The storm was downgraded just hours after making landfall on Florida’s northern Gulf Coast early Tuesday. It then swept across Georgia on its path to the Atlantic, affecting coastal South and North Carolina.

Although tropical storm warnings had been discontinued, flood watches remained in effect for 24 of Florida’s 67 counties, the governor’s office said in a statement.

The storm dumped as much as 10 inches of rain on Florida communities around Tampa, Tallahassee and Gainesville, according to the National Weather Service.

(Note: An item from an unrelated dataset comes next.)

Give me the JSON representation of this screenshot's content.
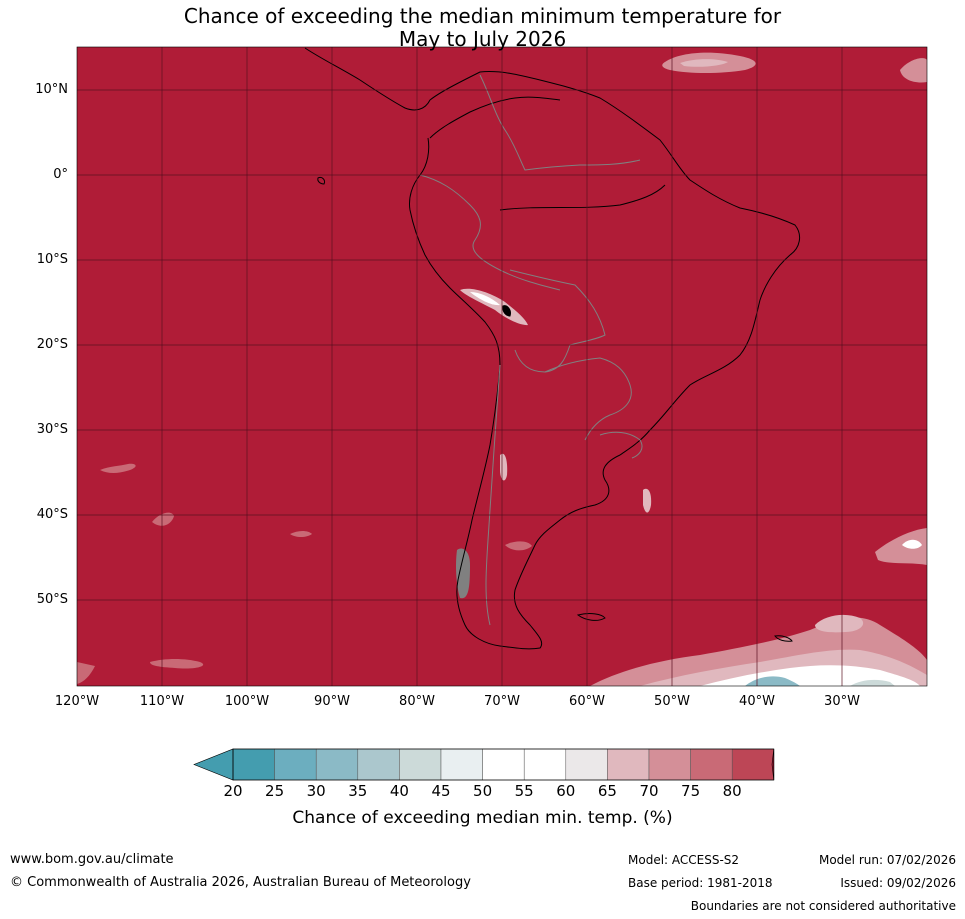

With one to five inches of additional rain expected to douse central Florida into Tuesday evening, some Tampa Bay area municipalities continued to supply sandbags to residents.

Near Clearwater, Florida, authorities used boats and emergency equipment to evacuate 30 people from a mobile-home park inundated by flooding. No one was injured, according to the Largo Police Department, which was involved in the efforts.

As much as two feet of water entered some homes, said Tracy Rascher, property manager at the Mariners Cove Mobile Home Park.

“They aren’t doing very well,” she said. “They don’t have a place to go back to tonight.”

Before the storm hit, Florida Governor Rick Scott declared a state of emergency in 34 counties. He also activated the Florida National Guard, which remained on alert on Tuesday.

Colin also threatened crops in Florida, the country’s biggest citrus producer, and sent U.S. orange juice futures on Monday to their highest in more than two years.

The storm is part of a brisk start to the Atlantic hurricane season that runs through Nov. 30. Over the U.S. Memorial Day holiday weekend, the Carolinas were lashed by heavy rain and winds from Tropical Storm Bonnie.